Çünkü bu harekette meşverete önem veriliyordu ve görüşlerimiz onlar için
önemliydi.
Merhum Başkana ve
topluluğa dönerek şöyle ifade ettim fikirlerimi.
Görüyorum
ki, çok sıkıştınız. Destek olmasanız Müslümanların iktidarına engel olmakla
itham edileceksiniz. Destek olursanız eski dostlarınız tarafından başka türlü
itham edileceksiniz. Siz en iyisi karşılıksız fakat şartlı destek veriniz.
Ertesi
gün kürsüden Büyük Birlik hareketi adına haykırdı. Aynen şunu söyledi kürsüden.

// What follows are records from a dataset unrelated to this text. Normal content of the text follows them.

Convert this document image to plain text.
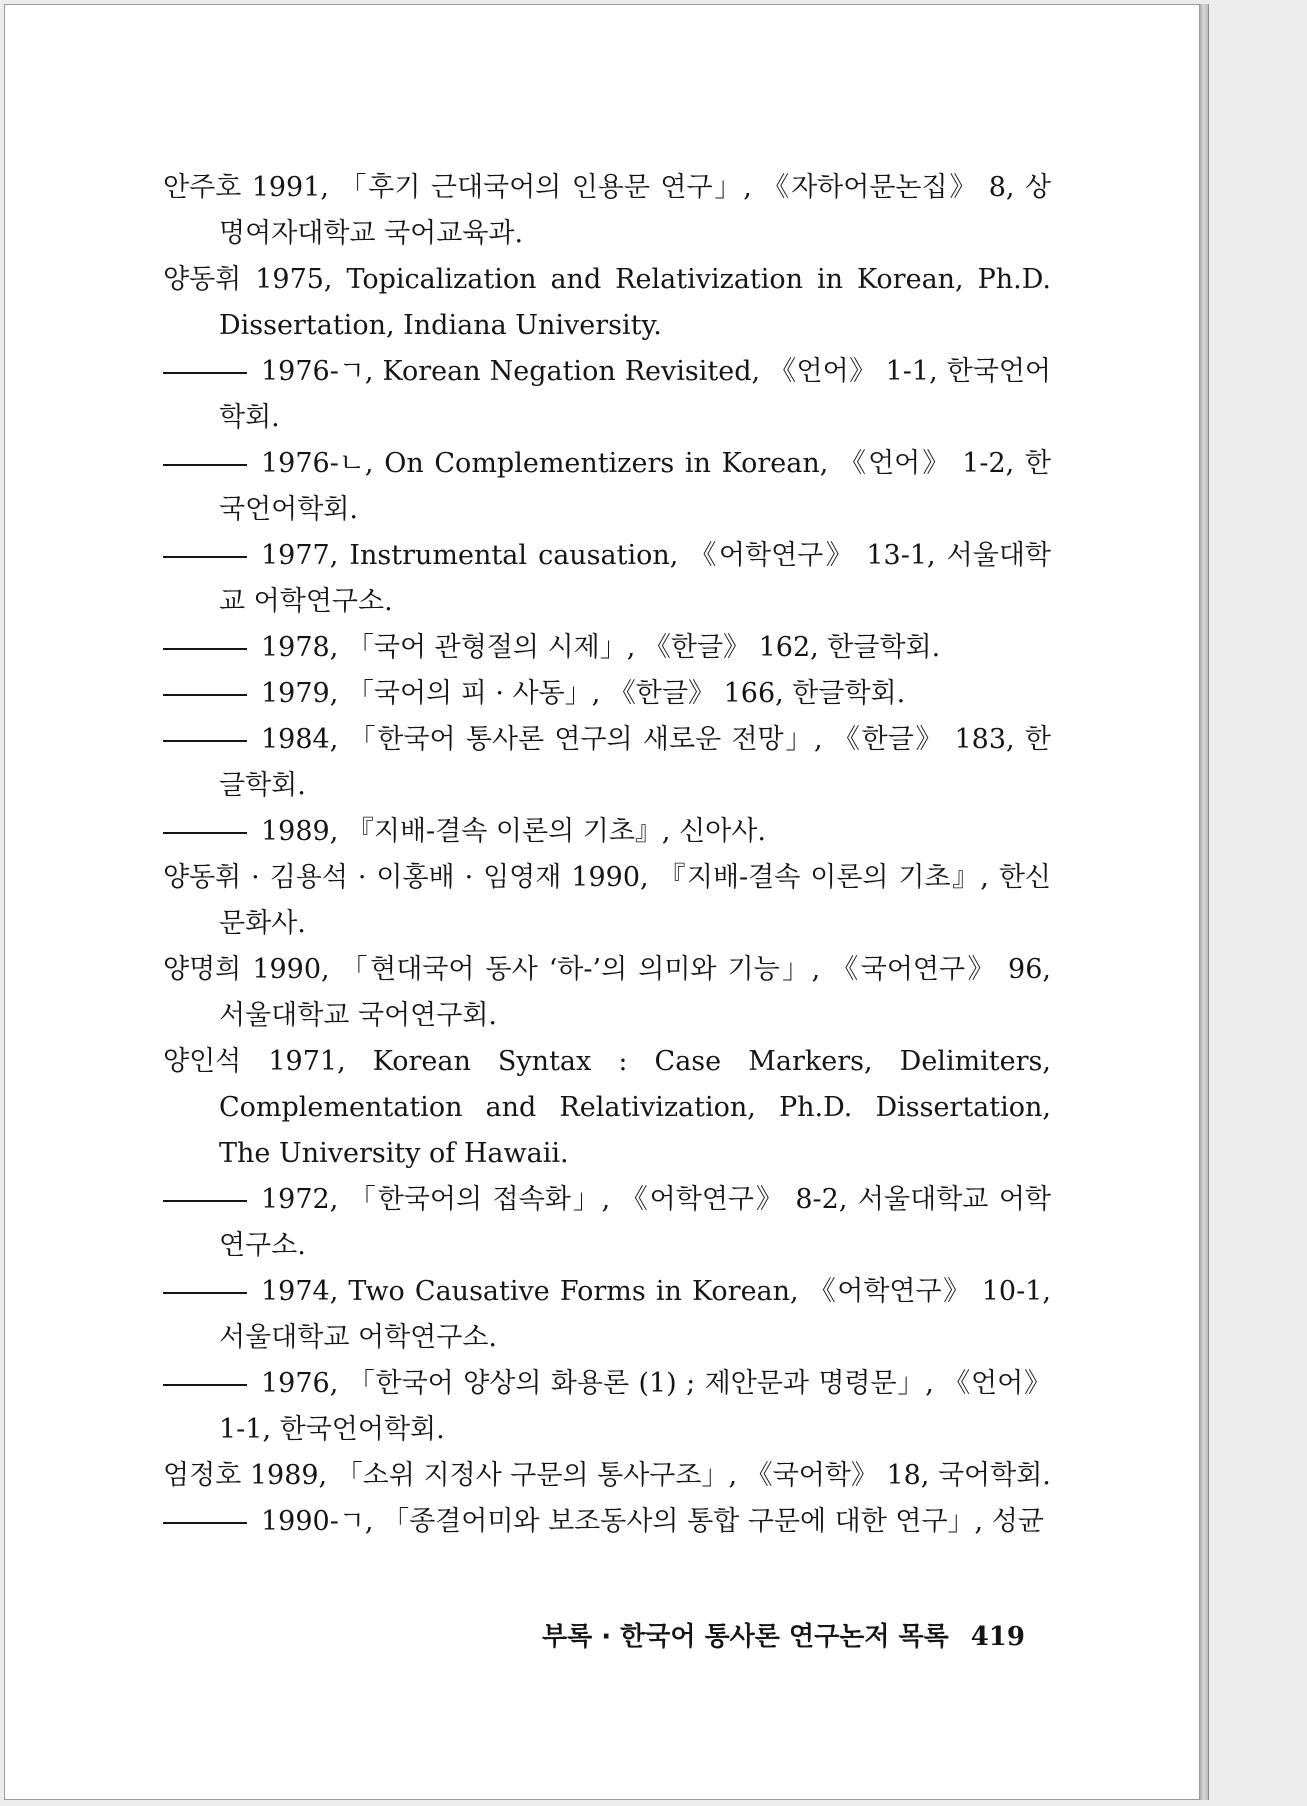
안주호 1991, 「후기 근대국어의 인용문 연구」, 《자하어문논집》 8, 상명여자대학교 국어교육과.

양동휘 1975, Topicalization and Relativization in Korean, Ph.D. Dissertation, Indiana University.

1976-ㄱ, Korean Negation Revisited, 《언어》 1-1, 한국언어학회.

1976-ㄴ, On Complementizers in Korean, 《언어》 1-2, 한국언어학회.

1977, Instrumental causation, 《어학연구》 13-1, 서울대학교 어학연구소.

1978, 「국어 관형절의 시제」, 《한글》 162, 한글학회.

1979, 「국어의 피 · 사동」, 《한글》 166, 한글학회.

1984, 「한국어 통사론 연구의 새로운 전망」, 《한글》 183, 한글학회.

1989, 『지배-결속 이론의 기초』, 신아사.

양동휘 · 김용석 · 이홍배 · 임영재 1990, 『지배-결속 이론의 기초』, 한신문화사.

양명희 1990, 「현대국어 동사 ‘하-’의 의미와 기능」, 《국어연구》 96, 서울대학교 국어연구회.

양인석 1971, Korean Syntax : Case Markers, Delimiters, Complementation and Relativization, Ph.D. Dissertation, The University of Hawaii.

1972, 「한국어의 접속화」, 《어학연구》 8-2, 서울대학교 어학연구소.

1974, Two Causative Forms in Korean, 《어학연구》 10-1, 서울대학교 어학연구소.

1976, 「한국어 양상의 화용론 (1) ; 제안문과 명령문」, 《언어》 1-1, 한국언어학회.

엄정호 1989, 「소위 지정사 구문의 통사구조」, 《국어학》 18, 국어학회.

1990-ㄱ, 「종결어미와 보조동사의 통합 구문에 대한 연구」, 성균

부록 · 한국어 통사론 연구논저 목록 419
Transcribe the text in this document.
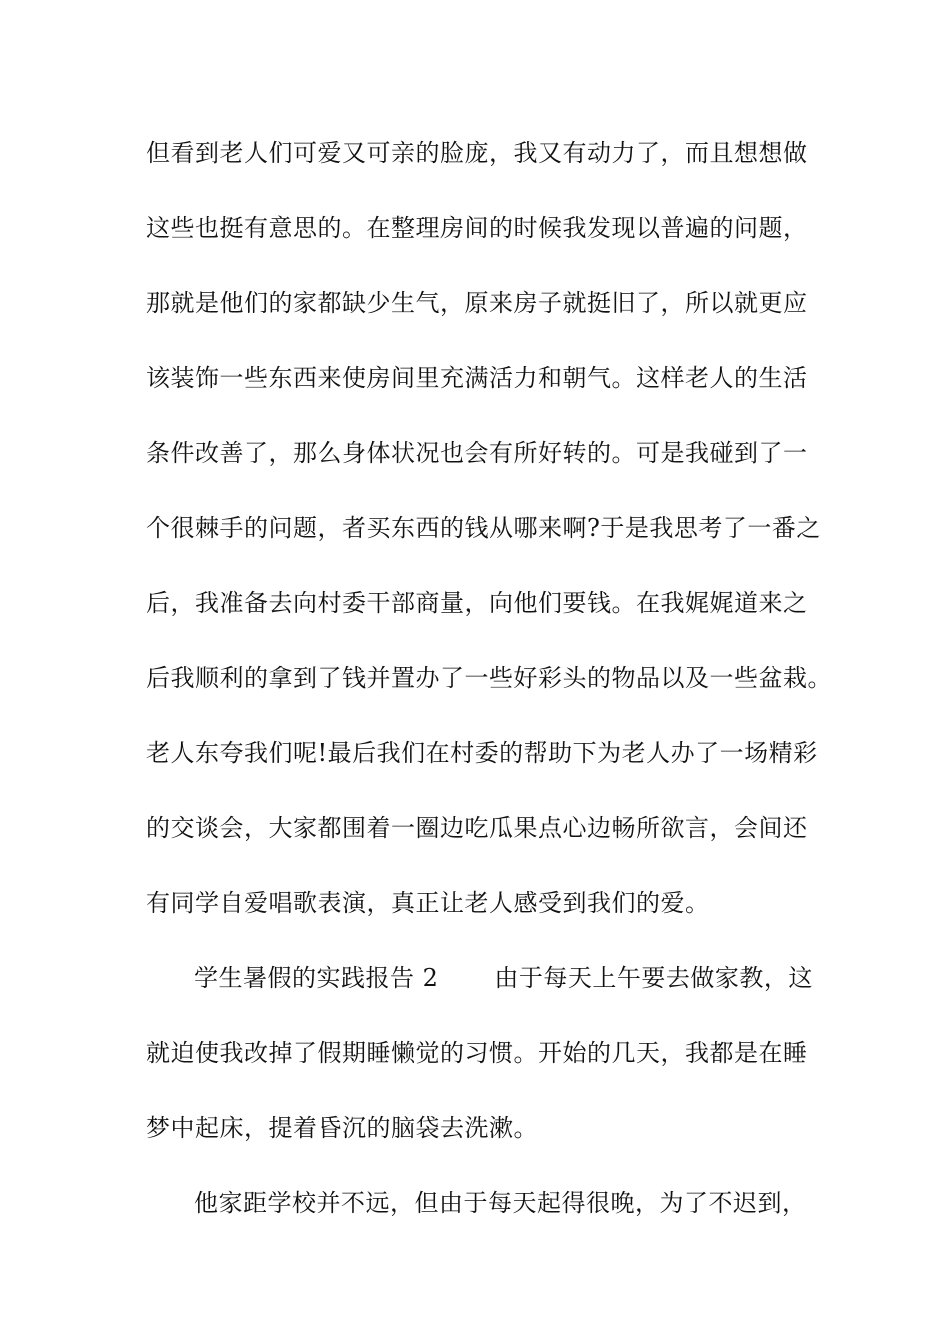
但看到老人们可爱又可亲的脸庞，我又有动力了，而且想想做
这些也挺有意思的。在整理房间的时候我发现以普遍的问题，
那就是他们的家都缺少生气，原来房子就挺旧了，所以就更应
该装饰一些东西来使房间里充满活力和朝气。这样老人的生活
条件改善了，那么身体状况也会有所好转的。可是我碰到了一
个很棘手的问题，者买东西的钱从哪来啊?于是我思考了一番之
后，我准备去向村委干部商量，向他们要钱。在我娓娓道来之
后我顺利的拿到了钱并置办了一些好彩头的物品以及一些盆栽。
老人东夸我们呢!最后我们在村委的帮助下为老人办了一场精彩
的交谈会，大家都围着一圈边吃瓜果点心边畅所欲言，会间还
有同学自爱唱歌表演，真正让老人感受到我们的爱。
学生暑假的实践报告 2 由于每天上午要去做家教，这
就迫使我改掉了假期睡懒觉的习惯。开始的几天，我都是在睡
梦中起床，提着昏沉的脑袋去洗漱。
他家距学校并不远，但由于每天起得很晚，为了不迟到，
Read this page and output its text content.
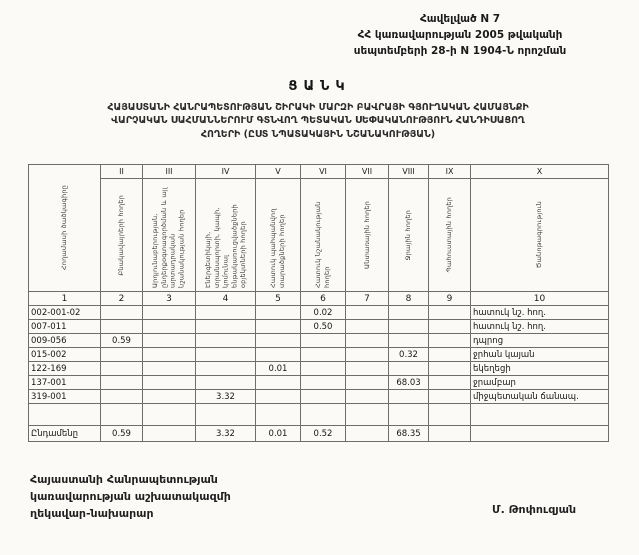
Հավելված N 7
ՀՀ կառավարության 2005 թվականի
սեպտեմբերի 28-ի N 1904-Ն որոշման
ՑԱՆԿ
ՀԱՅԱՍՏԱՆԻ ՀԱՆՐԱՊԵՏՈՒԹՅԱՆ ՇԻՐԱԿԻ ՄԱՐԶԻ ԲԱՎՐԱՅԻ ԳՅՈՒՂԱԿԱՆ ՀԱՄԱՅՆՔԻ
ՎԱՐՉԱԿԱՆ ՍԱՀՄԱՆՆԵՐՈՒՄ ԳՏՆՎՈՂ ՊԵՏԱԿԱՆ ՍԵՓԱԿԱՆՈՒԹՅՈՒՆ ՀԱՆԴԻՍԱՑՈՂ
ՀՈՂԵՐԻ (ԸՍՏ ՆՊԱՏԱԿԱՅԻՆ ՆՇԱՆԱԿՈՒԹՅԱՆ)
Հողամասի ծածկագիրը	II	III	IV	V	VI	VII	VIII	IX	X

	Բնակավայրերի հողեր	Արդյունաբերության, ընդերքօգտագործման և այլ արտադրական նշանակության հողեր	Էներգետիկայի, տրանսպորտի, կապի, կոմունալ ենթակառուցվածքների օբյեկտների հողեր	Հատուկ պահպանվող տարածքների հողեր	Հատուկ նշանակության հողեր	Անտառային հողեր	Ջրային հողեր	Պահուստային հողեր	Ծանոթագրություն

1	2	3	4	5	6	7	8	9	10
002-001-02					0.02				հատուկ նշ. հող.
007-011					0.50				հատուկ նշ. հող.
009-056	0.59								դպրոց
015-002							0.32		ջրհան կայան
122-169				0.01					եկեղեցի
137-001							68.03		ջրամբար
319-001			3.32						միջպետական ճանապ.

Ընդամենը	0.59		3.32	0.01	0.52		68.35		
Հայաստանի Հանրապետության
կառավարության աշխատակազմի
ղեկավար-նախարար	Մ. Թոփուզյան
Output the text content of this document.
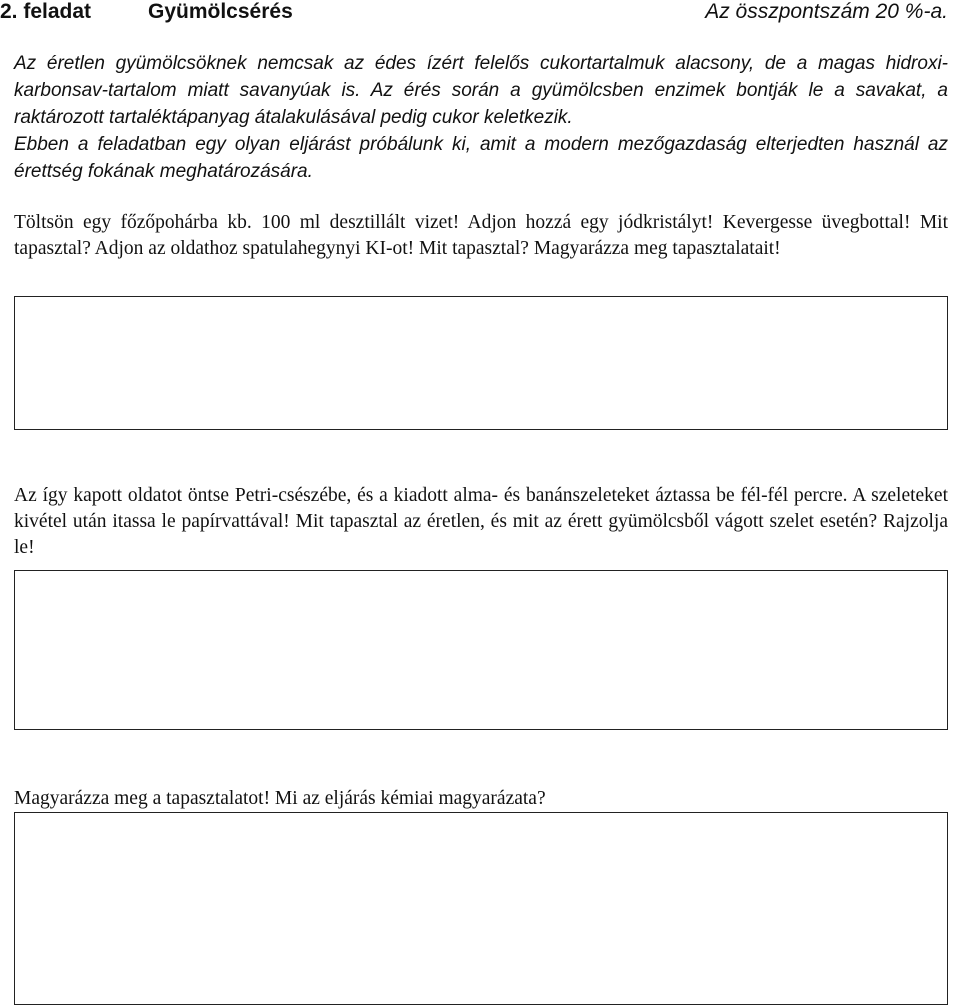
2. feladat	Gyümölcsérés	Az összpontszám 20 %-a.

Az éretlen gyümölcsöknek nemcsak az édes ízért felelős cukortartalmuk alacsony, de a magas hidroxi-karbonsav-tartalom miatt savanyúak is. Az érés során a gyümölcsben enzimek bontják le a savakat, a raktározott tartaléktápanyag átalakulásával pedig cukor keletkezik.

Ebben a feladatban egy olyan eljárást próbálunk ki, amit a modern mezőgazdaság elterjedten használ az érettség fokának meghatározására.

Töltsön egy főzőpohárba kb. 100 ml desztillált vizet! Adjon hozzá egy jódkristályt! Kevergesse üvegbottal! Mit tapasztal? Adjon az oldathoz spatulahegynyi KI-ot! Mit tapasztal? Magyarázza meg tapasztalatait!

Az így kapott oldatot öntse Petri-csészébe, és a kiadott alma- és banánszeleteket áztassa be fél-fél percre. A szeleteket kivétel után itassa le papírvattával! Mit tapasztal az éretlen, és mit az érett gyümölcsből vágott szelet esetén? Rajzolja le!

Magyarázza meg a tapasztalatot! Mi az eljárás kémiai magyarázata?
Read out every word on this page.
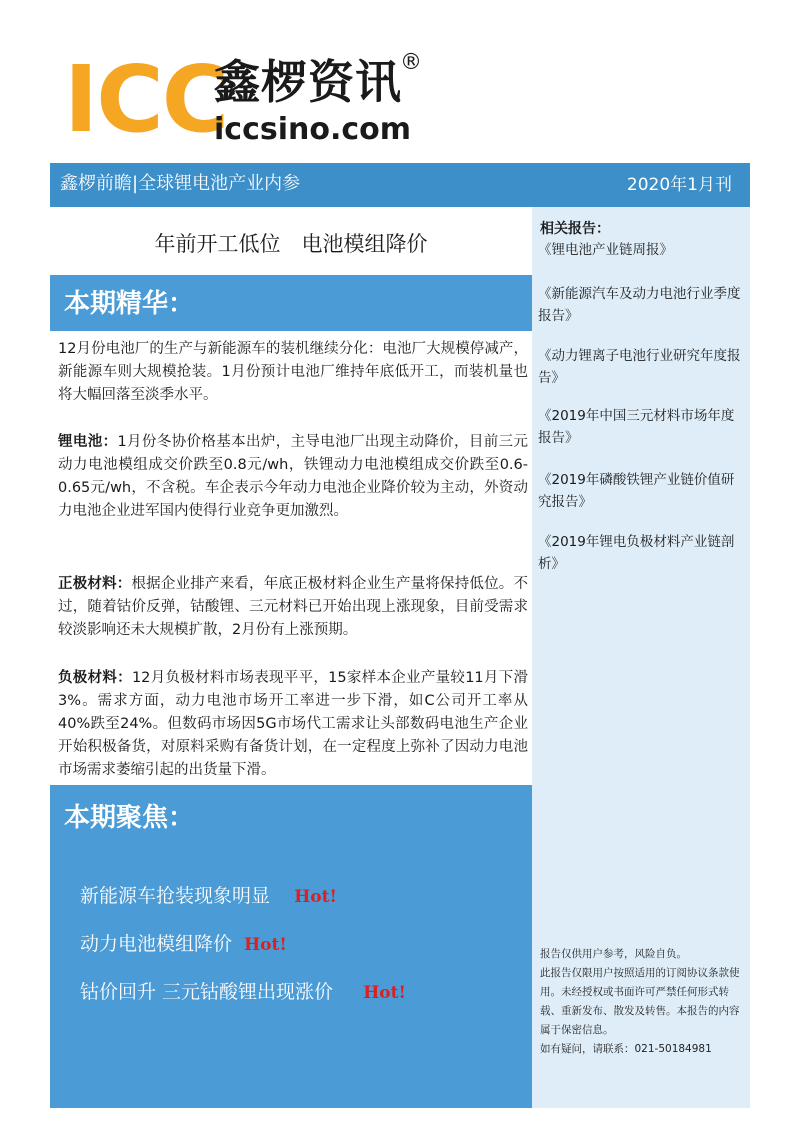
ICC
鑫椤资讯
®
iccsino.com
鑫椤前瞻|全球锂电池产业内参	2020年1月刊
年前开工低位　电池模组降价
本期精华：

12月份电池厂的生产与新能源车的装机继续分化：电池厂大规模停减产，新能源车则大规模抢装。1月份预计电池厂维持年底低开工，而装机量也将大幅回落至淡季水平。

锂电池：1月份冬协价格基本出炉，主导电池厂出现主动降价，目前三元动力电池模组成交价跌至0.8元/wh，铁锂动力电池模组成交价跌至0.6-0.65元/wh，不含税。车企表示今年动力电池企业降价较为主动，外资动力电池企业进军国内使得行业竞争更加激烈。

正极材料：根据企业排产来看，年底正极材料企业生产量将保持低位。不过，随着钴价反弹，钴酸锂、三元材料已开始出现上涨现象，目前受需求较淡影响还未大规模扩散，2月份有上涨预期。

负极材料：12月负极材料市场表现平平，15家样本企业产量较11月下滑3%。需求方面，动力电池市场开工率进一步下滑，如C公司开工率从40%跌至24%。但数码市场因5G市场代工需求让头部数码电池生产企业开始积极备货，对原料采购有备货计划，在一定程度上弥补了因动力电池市场需求萎缩引起的出货量下滑。

本期聚焦：
新能源车抢装现象明显 Hot!
动力电池模组降价 Hot!
钴价回升 三元钴酸锂出现涨价 Hot!
相关报告：
《锂电池产业链周报》
《新能源汽车及动力电池行业季度报告》
《动力锂离子电池行业研究年度报告》
《2019年中国三元材料市场年度报告》
《2019年磷酸铁锂产业链价值研究报告》
《2019年锂电负极材料产业链剖析》
报告仅供用户参考，风险自负。
此报告仅限用户按照适用的订阅协议条款使用。未经授权或书面许可严禁任何形式转载、重新发布、散发及转售。本报告的内容属于保密信息。
如有疑问，请联系：021-50184981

“Bizler Müslümanların iktidarını
engellediler” dedirtmeyeceğiz.
Karşılıksız destek bazılarının hoşuna gitmese bile ülkeyi rahatlattı.
Tabi
ki, bu davranış oligarşik çetenin hoşuna gitmedi. Bir şeyler yapılacağı belliydi.
Oligarşik
çete 28 Şubat post darbeyi yaptı “host”ları
vasıtasıyla. Yine dik duruş gösterilmeliydi. Ve gösterildi. 16 Mart 1997 günü mecliste görüştük.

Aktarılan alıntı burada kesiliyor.